I am writing this article exactly one year to the day later because in May 2014, the highly regarded Brookings Institute published a study titled, “Declining Business Dynamism in the United States: A Look at States and Metros.” The upshot of the Casselman article and the Brookings study is that more and more economists are terrified at the rate of decline in entrepreneurship across every region in this country.
In fact, according to the report, American entrepreneurship is at its lowest point in 30 years, and the decline since 2009 has been precipitous.
Sobering report
For someone like me who has benefited a great deal from entrepreneurship, the statistics are breathtakingly bad. It is the world I live in, and I get to see every day the enormous benefits the U.S. economy derives from this economic activity.
For others, who are far removed from entrepreneurship in corporate America or elsewhere, I thought I would offer some insights as to why they should care.

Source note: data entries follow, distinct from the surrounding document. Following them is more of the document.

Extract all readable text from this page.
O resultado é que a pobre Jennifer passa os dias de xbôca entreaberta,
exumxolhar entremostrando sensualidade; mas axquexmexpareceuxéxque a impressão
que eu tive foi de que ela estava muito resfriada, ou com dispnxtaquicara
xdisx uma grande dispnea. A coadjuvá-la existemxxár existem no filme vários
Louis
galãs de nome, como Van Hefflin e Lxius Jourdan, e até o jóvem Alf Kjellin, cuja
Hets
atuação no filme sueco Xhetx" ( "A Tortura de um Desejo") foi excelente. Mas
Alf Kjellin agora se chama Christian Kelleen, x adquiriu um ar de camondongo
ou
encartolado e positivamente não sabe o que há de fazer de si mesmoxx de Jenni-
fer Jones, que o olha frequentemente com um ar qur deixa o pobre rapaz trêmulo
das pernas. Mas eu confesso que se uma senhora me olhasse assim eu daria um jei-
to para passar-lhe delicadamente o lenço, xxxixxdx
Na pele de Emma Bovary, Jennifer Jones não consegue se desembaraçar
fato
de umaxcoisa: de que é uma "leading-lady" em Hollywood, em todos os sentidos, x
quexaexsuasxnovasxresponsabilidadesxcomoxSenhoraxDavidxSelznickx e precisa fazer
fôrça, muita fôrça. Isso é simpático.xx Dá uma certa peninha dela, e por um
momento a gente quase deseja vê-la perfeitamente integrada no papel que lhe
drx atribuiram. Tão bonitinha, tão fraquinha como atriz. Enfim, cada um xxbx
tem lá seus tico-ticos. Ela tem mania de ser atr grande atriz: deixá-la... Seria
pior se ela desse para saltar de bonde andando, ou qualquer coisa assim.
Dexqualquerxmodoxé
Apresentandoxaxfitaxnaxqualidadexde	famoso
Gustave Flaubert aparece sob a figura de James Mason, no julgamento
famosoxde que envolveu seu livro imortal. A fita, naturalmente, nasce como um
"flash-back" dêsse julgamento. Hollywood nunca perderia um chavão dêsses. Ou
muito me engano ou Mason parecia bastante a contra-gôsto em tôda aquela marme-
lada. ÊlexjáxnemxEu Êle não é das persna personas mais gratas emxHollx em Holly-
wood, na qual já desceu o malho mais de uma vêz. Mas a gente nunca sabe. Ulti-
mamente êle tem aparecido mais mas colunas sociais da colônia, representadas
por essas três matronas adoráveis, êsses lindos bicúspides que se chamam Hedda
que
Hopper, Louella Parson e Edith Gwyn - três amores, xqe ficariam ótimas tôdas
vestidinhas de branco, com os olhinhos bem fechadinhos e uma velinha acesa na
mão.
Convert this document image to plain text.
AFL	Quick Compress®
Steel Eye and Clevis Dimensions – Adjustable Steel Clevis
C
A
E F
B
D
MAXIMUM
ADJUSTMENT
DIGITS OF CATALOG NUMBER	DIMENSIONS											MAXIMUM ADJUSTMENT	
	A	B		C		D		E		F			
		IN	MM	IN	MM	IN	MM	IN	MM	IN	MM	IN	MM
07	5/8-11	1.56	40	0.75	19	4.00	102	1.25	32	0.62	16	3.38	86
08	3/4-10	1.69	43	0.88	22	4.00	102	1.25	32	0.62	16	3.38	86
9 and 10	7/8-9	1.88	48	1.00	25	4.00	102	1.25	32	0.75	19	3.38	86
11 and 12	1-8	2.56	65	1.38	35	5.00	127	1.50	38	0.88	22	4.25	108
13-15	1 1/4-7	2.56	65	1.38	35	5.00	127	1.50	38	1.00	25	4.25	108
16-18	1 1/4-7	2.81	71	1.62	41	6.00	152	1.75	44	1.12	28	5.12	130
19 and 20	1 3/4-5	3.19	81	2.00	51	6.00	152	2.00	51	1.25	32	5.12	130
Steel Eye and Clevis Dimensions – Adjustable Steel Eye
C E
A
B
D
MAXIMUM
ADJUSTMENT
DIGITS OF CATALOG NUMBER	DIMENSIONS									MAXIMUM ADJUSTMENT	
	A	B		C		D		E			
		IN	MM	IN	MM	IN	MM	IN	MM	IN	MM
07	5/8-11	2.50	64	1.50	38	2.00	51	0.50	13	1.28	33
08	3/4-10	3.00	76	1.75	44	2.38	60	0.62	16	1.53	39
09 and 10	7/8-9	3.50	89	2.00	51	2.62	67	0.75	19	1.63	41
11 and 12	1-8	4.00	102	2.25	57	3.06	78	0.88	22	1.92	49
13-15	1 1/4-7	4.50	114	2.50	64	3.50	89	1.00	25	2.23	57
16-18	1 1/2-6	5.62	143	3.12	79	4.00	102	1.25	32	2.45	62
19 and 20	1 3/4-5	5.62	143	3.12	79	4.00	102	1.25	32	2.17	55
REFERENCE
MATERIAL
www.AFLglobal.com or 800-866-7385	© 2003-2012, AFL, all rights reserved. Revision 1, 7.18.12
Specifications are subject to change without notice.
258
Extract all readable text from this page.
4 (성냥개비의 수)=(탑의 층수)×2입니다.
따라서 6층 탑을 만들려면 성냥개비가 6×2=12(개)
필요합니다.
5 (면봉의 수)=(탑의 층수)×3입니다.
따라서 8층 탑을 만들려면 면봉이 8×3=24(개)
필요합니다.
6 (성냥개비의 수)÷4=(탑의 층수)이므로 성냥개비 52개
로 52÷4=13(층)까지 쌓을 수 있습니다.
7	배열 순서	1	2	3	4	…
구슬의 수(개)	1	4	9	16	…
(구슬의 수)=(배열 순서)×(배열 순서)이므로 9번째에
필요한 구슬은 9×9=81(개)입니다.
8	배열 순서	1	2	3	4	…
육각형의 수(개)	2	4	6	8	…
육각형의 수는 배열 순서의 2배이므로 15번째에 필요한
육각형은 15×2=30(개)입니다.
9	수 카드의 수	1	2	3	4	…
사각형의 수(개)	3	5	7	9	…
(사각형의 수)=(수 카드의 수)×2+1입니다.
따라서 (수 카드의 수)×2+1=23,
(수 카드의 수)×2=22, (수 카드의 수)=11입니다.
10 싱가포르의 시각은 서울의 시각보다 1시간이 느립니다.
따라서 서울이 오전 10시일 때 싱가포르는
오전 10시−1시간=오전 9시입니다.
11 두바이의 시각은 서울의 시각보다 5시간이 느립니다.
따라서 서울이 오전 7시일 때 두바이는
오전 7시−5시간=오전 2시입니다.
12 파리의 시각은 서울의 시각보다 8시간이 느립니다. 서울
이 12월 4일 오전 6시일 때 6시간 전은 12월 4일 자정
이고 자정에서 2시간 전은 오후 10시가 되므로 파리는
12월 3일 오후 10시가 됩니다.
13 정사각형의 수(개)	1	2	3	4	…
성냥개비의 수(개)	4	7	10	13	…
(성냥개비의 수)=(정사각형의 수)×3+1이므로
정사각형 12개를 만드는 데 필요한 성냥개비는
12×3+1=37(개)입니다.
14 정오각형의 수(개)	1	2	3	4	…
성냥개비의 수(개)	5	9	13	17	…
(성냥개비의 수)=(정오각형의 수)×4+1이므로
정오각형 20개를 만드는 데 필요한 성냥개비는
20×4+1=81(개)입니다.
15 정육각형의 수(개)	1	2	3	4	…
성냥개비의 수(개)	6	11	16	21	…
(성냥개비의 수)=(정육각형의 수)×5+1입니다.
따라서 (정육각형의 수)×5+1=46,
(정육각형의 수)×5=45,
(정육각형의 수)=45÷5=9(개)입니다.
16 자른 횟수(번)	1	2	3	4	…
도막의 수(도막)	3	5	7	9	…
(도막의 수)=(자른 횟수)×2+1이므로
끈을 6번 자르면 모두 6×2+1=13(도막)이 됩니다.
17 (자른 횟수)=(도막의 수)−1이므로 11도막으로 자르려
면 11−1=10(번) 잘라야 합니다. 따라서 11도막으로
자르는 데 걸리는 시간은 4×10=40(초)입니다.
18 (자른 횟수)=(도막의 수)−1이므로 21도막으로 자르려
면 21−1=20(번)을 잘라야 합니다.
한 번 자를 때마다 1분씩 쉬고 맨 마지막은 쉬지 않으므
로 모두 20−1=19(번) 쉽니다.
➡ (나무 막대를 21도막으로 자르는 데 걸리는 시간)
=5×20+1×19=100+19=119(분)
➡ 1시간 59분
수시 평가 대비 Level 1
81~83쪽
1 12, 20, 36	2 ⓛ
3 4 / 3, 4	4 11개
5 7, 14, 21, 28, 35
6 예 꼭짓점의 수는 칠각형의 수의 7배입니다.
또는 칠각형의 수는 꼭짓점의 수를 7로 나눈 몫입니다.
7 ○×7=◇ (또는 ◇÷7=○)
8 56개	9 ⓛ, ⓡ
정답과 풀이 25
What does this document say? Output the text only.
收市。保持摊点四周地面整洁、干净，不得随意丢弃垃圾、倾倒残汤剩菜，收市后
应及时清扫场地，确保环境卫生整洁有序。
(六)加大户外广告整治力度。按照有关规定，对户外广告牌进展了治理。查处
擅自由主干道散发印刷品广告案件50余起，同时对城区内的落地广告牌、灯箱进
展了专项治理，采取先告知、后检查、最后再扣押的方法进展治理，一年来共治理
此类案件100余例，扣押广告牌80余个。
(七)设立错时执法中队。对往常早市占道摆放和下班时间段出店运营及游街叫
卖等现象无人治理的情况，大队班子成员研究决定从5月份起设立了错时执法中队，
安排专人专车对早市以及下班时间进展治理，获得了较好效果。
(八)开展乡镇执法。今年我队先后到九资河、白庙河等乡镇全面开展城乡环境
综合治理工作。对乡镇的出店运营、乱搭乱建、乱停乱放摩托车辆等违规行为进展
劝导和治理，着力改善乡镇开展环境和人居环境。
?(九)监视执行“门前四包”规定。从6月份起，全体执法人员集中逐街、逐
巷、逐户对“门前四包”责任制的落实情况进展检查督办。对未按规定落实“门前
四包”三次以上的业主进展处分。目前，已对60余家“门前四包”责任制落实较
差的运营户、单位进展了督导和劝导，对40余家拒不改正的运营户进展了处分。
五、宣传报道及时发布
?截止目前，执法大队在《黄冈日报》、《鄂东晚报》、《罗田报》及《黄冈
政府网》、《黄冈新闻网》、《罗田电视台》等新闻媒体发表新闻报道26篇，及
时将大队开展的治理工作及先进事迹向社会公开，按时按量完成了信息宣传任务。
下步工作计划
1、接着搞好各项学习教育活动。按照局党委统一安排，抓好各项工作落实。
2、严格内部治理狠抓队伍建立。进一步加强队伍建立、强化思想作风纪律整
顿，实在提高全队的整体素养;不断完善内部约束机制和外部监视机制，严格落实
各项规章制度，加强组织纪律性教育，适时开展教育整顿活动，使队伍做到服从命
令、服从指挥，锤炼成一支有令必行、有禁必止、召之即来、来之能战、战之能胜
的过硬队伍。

The concept “Economic Dynamism” is extremely important to a healthy economy and even more important to job growth. In my words, the idea is basically that when businesses are created, some will succeed and some will fail. Those businesses that succeed will generally create a lot more jobs than those businesses that fail will lose jobs.
The newly successful businesses not only create jobs for many others, but move capital, resources and people to where they are needed most. This dynamism and risk-taking is the essence of entrepreneurship.
A formula
According to findings by Harvard economist Edward Glaeser, cities with high levels of entrepreneurial activity had significantly better job growth than those that relied heavily on existing businesses.
To me it is no surprise, after reading the Brookings report and reading articles by Casselman and others, that our GDP was revised down to a meager 0.1 percent annualized rate in Q1.
The hard work and passion associated with starting a new business that has been repeated millions of times in U.S. history over the centuries has more recently been replaced by whirring trading terminals on Wall Street and endless money printing in Washington as the easy (and short-term) solution to our economic doldrums.
I will finish with my second tweet from one year ago: “Decades long decline in ‘specific and necessary’ kind of risk-taking will crush innovation and employment growth. Don’t be a lemming!”